Traffico di droga nel Cilento: confermate condanne per il clan Rossi

Carmela Santi

Spaccio di droga nel Cilento. Confermate in terzo grado le condanne ai componenti del clan Rossi. La Cassazione ha respinto i ricorsi presentati dopo le condanne in appello e per 16 spacciatori si sono aperte le porte del carcere di Fuorni. Dovranno scontare tutte le condanne definitive, passate in giudicato, che vanno dai 2 ai 15 anni di reclusione.

La banda che operava principalmente a Capaccio Paestum era ramificata anche ad Agropoli, Castellabate e in vari comuni del Cilento. L’organizzazione fu sgominata dai carabinieri di Agropoli in due distinte operazioni, denominate New family 1-2, messe a segno nel 2016 e 2017, dirette dell’allora capitano Francesco Manna.

A capo della banda c’era il 73enne Umberto Rossi (14 anni e 8 mesi) e suo figlio 35enne Giancarlo Rossi (15 anni e 4 mesi), originari di Acerra e già detenuti. Insieme a loro la Cassazione ha confermato le condanne per il 38enne Salvatore Maresca (14 anni e 9 mesi), il 32enne Roberto Maresca (4 anni per il quale decadde l’accusa di associazione), del 27enne Gianluigi Strianese (4 anni e 8 mesi), del 37enne Francesco Rossi (5 anni e 4 mesi), del 32enne Marco Di Mieri (9 anni e 4 mesi), del 35enne Raffaele Russo (6 anni e 8 mesi), del 29enne Marco Grimaldi (11 anni), del 45enne Mario Menichini (6 anni), del 45enne Carmine Marrazza (6 anni e 8 mesi), del 31enne Costantino Leo (6 anni e 8 mesi), del 27enne Antonio Buonora (8 anni), del 40enne Saleh Errechaiech (2 anni e 6 mesi) e del 38enne Lucido Valentino Venturiello (6 anni).

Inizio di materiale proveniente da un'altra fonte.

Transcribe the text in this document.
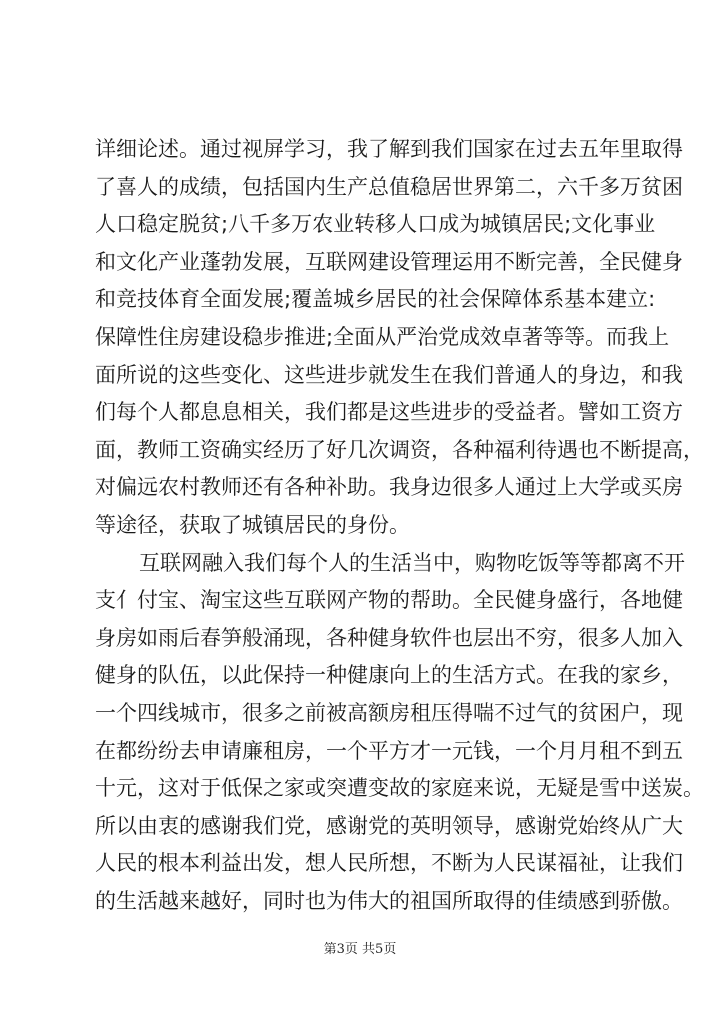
详细论述。通过视屏学习，我了解到我们国家在过去五年里取得
了喜人的成绩，包括国内生产总值稳居世界第二，六千多万贫困
人口稳定脱贫;八千多万农业转移人口成为城镇居民;文化事业
和文化产业蓬勃发展，互联网建设管理运用不断完善，全民健身
和竞技体育全面发展;覆盖城乡居民的社会保障体系基本建立:
保障性住房建设稳步推进;全面从严治党成效卓著等等。而我上
面所说的这些变化、这些进步就发生在我们普通人的身边，和我
们每个人都息息相关，我们都是这些进步的受益者。譬如工资方
面，教师工资确实经历了好几次调资，各种福利待遇也不断提高，
对偏远农村教师还有各种补助。我身边很多人通过上大学或买房
等途径，获取了城镇居民的身份。
互联网融入我们每个人的生活当中，购物吃饭等等都离不开
支亻付宝、淘宝这些互联网产物的帮助。全民健身盛行，各地健
身房如雨后春笋般涌现，各种健身软件也层出不穷，很多人加入
健身的队伍，以此保持一种健康向上的生活方式。在我的家乡，
一个四线城市，很多之前被高额房租压得喘不过气的贫困户，现
在都纷纷去申请廉租房，一个平方才一元钱，一个月月租不到五
十元，这对于低保之家或突遭变故的家庭来说，无疑是雪中送炭。
所以由衷的感谢我们党，感谢党的英明领导，感谢党始终从广大
人民的根本利益出发，想人民所想，不断为人民谋福祉，让我们
的生活越来越好，同时也为伟大的祖国所取得的佳绩感到骄傲。
第3页 共5页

Nei ricorsi presentati e respinti, i legali difensori hanno cercato di sminuire i rapporti di ogni imputato con i vertici del sodalizio criminale, rifuggendo dal vincolo associativo dopo le durissime pene comminate in primo grado e di poco ridotte in appello: a incastrarli, però, le confessioni di un pentito della banda, una vasta mole di intercettazioni, la significativa quantità di droga sequestrata nel corso delle indagini e la partecipazione attiva al sostentamento del detenuto, Giancarlo Rossi, mediante versamento di una quota fissata per il mantenimento.

Il clan retto dai Rossi figlio e padre, noto come Umberto «’o napulitano» ed ex reggente locale della Nco, aveva assunto il monopolio dello spaccio nella città dei Templi avvalendosi di una radicata rete di pusher e connivenze. In alcuni casi, svelati episodi in cui gli affiliati ricorrevano all’uso di armi per intimidire piccoli spacciatori che agivano in proprio, e organizzare estorsioni ai danni di aziende locali. La fitta rete di spaccio si estendeva attraverso i corrieri fino al basso Cilento.